Detection and waveform-based source imaging of small-magnitude events using unsupervised machine learning and grouped time-reversals
摘要
Efficient arrival picking and precise source imaging are crucial components of seismic data processing in both active and passive seismology. In this study, we employ the unsupervised Fuzzy C-Means clustering approach to improve the picking of the arrivals from small magnitude earthquake events. The waveform-based source image is then computed using the grouped time-reversal approach, which first splits the receivers into groups and then backward propagates the wavefield.
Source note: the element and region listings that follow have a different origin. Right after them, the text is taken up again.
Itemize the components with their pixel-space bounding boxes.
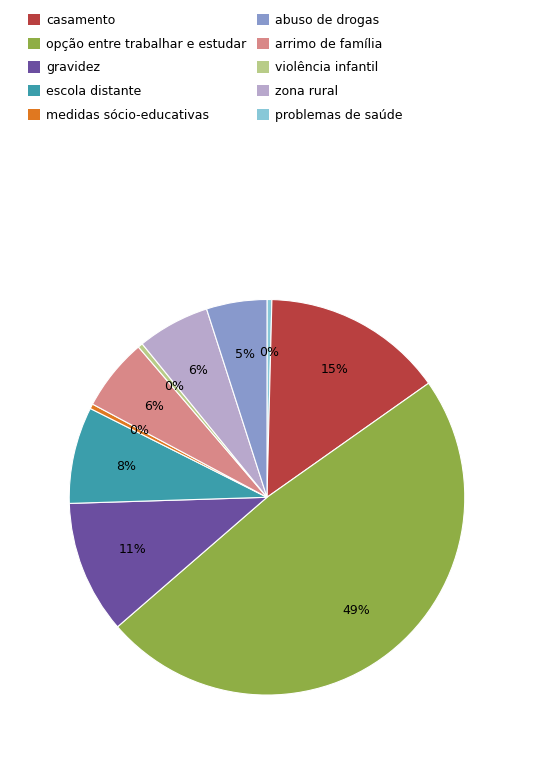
Wedge shape <box>117 383 465 695</box>
Wedge shape <box>69 409 267 503</box>
Legend: casamento, opção entre trabalhar e estudar, gravidez, escola distante, medidas s: casamento, opção entre trabalhar e estud… <box>28 14 403 121</box>
Wedge shape <box>142 309 267 497</box>
Wedge shape <box>69 497 267 627</box>
Text: 6%: 6% <box>145 400 164 413</box>
Wedge shape <box>207 299 267 497</box>
Text: 8%: 8% <box>116 460 136 472</box>
Text: 0%: 0% <box>129 424 149 437</box>
Text: 15%: 15% <box>321 364 349 376</box>
Text: 49%: 49% <box>342 605 370 618</box>
Wedge shape <box>267 299 272 497</box>
Wedge shape <box>90 404 267 497</box>
Text: 11%: 11% <box>119 543 146 556</box>
Wedge shape <box>267 300 429 497</box>
Wedge shape <box>92 347 267 497</box>
Wedge shape <box>138 344 267 497</box>
Text: 0%: 0% <box>164 380 185 393</box>
Text: 0%: 0% <box>259 347 279 360</box>
Text: 6%: 6% <box>189 364 208 377</box>
Text: 5%: 5% <box>234 348 255 361</box>
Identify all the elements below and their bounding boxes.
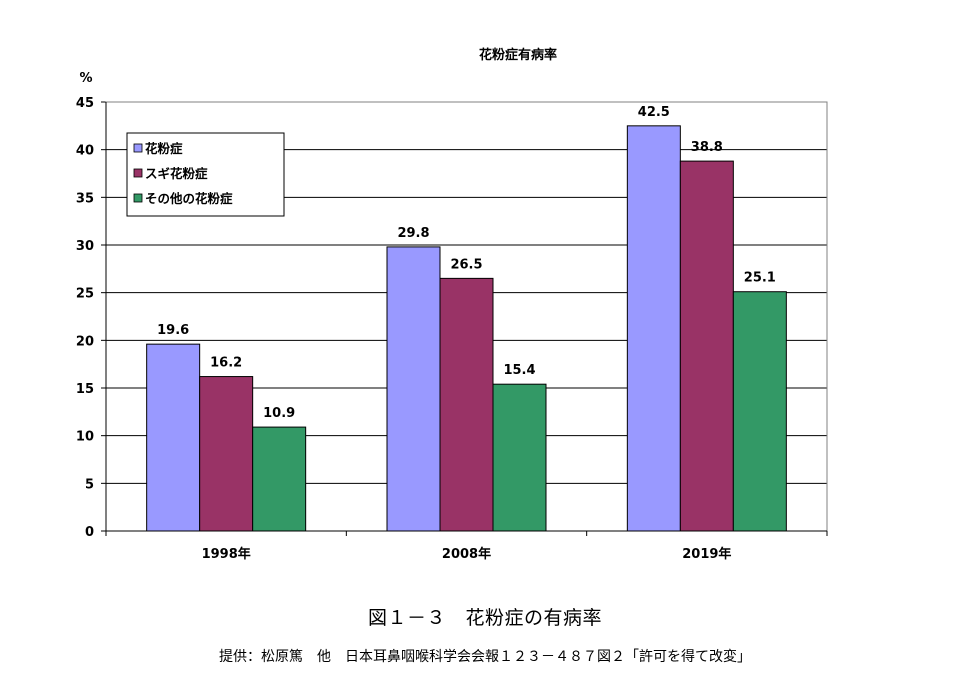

Once the arrivals are autopicked, P-wave signals are identified and extracted from the entire waveforms. These extracted segments are then used to construct a high-resolution source image through multi-dimensional cross-correlation of the wavefields, from which the event location is determined at the point of maximum coherence. The performance of the integrated approach is first tested on a suite of synthetic data and then on field datasets obtained from the North-West Himalayan region of Jammu and Kashmir. The estimated uncertainties reveal improvements in event locations compared to the conventional travel-time based inversion method. We demonstrate that the integrated approach can be effectively used to analyze seismological datasets in complex media, and can even work with sparse seismic networks for locating the small-magnitude earthquakes. Moreover, the present approach enables the location of seismic sources utilizing the single-component waveform data.